Tuesday, April 19, 2005

 

Has to be said

Just whisked through a piece by the fabulous George Orwell (Eric Blair) titled Politics and the English Language (available on Gutenberg).

A crisp essay on how to utilise English to its best possible way without being needlessly verbose. Using a language most efficiently does not always mean using big, unpronounceable words and sentences that stretch around the block!

As a journalist, we were always asked to follow some thumb rules. Here they are again - summarised succintly.
[..]modern writing at its worst does not consist in picking out words for the sake of their meaning and inventing images in order to make the meaning clearer. It consists in gumming together long strips of words which have already been set in order by someone else, andmaking the results presentable by sheer humbug.

[...]

I think the following rules will cover most cases:

(i) Never use a metaphor, simile or other figure of speech which you are used to seeing in print.

(ii) Never use a long word where a short one will do.

(iii) If it is possible to cut a word out, always cut it out.

(iv) Never use the passive where you can use the active.

(v) Never use a foreign phrase, a scientific word or a jargon word if you can think of an everyday English equivalent.
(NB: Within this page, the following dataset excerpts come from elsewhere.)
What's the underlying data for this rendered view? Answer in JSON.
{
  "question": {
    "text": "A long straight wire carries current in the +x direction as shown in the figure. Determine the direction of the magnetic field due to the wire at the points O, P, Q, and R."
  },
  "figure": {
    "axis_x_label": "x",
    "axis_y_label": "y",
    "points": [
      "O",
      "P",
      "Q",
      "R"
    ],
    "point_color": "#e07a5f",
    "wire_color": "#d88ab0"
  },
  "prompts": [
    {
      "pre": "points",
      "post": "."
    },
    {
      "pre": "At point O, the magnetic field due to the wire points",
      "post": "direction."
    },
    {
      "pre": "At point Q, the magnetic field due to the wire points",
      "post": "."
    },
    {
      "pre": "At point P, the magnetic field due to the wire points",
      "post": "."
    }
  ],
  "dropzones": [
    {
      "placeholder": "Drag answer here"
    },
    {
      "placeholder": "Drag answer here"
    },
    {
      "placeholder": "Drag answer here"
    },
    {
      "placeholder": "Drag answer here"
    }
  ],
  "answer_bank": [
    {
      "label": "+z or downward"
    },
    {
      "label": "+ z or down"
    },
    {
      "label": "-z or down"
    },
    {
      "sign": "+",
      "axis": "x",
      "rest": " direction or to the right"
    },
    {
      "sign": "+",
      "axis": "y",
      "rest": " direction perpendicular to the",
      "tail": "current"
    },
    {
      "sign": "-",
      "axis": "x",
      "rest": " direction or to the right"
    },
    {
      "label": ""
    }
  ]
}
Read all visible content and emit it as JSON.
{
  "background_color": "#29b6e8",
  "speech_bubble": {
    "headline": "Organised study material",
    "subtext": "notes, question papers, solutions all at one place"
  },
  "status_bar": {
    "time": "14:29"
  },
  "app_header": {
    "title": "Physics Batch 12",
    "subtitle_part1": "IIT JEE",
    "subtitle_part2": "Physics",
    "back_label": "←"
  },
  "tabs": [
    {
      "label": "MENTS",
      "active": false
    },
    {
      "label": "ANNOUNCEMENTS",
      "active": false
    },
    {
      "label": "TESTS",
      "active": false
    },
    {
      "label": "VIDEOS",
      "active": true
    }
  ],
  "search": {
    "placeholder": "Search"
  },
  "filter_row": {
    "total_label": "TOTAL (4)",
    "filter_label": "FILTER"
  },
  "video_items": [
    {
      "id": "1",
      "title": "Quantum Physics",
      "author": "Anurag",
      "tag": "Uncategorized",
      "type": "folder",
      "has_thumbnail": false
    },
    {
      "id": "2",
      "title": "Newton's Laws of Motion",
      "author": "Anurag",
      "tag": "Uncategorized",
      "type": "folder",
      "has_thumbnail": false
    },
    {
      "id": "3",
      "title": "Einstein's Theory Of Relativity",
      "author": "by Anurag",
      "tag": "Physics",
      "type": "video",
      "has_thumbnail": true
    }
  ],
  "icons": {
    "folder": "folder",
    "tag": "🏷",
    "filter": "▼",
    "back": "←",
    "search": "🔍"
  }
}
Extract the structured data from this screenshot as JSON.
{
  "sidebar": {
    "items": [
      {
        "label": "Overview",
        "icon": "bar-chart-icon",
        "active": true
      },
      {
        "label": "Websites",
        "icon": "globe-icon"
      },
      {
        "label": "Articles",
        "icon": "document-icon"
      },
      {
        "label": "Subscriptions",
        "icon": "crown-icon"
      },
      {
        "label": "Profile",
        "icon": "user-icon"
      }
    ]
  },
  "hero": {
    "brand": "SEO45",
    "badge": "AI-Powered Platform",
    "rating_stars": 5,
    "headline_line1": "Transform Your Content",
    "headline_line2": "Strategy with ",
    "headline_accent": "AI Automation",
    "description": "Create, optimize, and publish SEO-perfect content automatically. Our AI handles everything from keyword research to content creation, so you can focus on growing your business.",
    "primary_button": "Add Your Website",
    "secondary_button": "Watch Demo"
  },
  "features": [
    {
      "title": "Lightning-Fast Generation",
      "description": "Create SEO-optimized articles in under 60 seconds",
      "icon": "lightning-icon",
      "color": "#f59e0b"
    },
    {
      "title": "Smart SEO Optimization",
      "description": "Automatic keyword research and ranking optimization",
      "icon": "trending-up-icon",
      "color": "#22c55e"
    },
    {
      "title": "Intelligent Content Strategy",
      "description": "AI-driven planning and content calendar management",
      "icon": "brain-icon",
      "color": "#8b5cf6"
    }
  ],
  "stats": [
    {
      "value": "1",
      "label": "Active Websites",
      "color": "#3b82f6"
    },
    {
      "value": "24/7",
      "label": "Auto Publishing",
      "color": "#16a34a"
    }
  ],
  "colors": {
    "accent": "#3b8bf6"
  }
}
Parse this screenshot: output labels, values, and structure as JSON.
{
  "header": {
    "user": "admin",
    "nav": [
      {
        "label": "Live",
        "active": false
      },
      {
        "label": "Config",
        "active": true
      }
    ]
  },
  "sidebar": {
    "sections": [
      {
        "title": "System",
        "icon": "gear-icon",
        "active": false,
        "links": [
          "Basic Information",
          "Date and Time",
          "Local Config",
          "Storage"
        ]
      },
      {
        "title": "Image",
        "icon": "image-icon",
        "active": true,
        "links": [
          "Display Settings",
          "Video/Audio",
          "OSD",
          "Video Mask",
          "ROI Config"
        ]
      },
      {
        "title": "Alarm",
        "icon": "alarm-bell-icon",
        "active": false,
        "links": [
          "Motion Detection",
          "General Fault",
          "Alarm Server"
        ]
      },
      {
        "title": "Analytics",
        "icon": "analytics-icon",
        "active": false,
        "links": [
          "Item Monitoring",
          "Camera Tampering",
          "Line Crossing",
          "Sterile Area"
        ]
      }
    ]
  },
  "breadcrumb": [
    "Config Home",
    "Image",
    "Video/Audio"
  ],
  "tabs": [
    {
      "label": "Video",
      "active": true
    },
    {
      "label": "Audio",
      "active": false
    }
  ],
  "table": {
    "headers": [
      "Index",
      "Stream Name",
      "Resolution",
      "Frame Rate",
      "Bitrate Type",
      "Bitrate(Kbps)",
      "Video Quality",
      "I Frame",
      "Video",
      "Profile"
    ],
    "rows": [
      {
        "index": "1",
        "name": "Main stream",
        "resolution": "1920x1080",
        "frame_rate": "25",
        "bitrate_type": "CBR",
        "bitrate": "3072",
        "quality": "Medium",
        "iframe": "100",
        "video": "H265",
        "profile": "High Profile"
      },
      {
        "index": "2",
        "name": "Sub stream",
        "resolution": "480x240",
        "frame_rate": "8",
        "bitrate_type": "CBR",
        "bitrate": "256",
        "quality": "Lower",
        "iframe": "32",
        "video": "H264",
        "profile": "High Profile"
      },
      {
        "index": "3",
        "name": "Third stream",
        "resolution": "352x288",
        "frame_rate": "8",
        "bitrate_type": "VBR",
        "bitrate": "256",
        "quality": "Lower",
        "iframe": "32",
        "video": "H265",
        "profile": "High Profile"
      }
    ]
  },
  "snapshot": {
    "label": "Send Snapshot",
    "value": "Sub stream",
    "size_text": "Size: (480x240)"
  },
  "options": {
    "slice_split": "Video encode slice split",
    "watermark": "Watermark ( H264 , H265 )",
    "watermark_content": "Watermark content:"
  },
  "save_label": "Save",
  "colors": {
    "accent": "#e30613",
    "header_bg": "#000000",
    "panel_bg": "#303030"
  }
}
(vi) Break any of these rules sooner than say anything barbarous.


Read the full essay here.

Comments:
I am very very thankful to you for introducing me to this essay. Haven;t read it fully yet, but it promises something very enlightening to me. I have been thinking about the english language since quite sometime, and there couldn't have been a better man to guide me further than George Orwell. Ever since I read 1984, I rate him as one of the best ever. Its sad that he didnt write much and died too early.

Please do keep posting such superb work. I frequently write about the books that I read myself. You can look up in the archives for some of them if you wish to.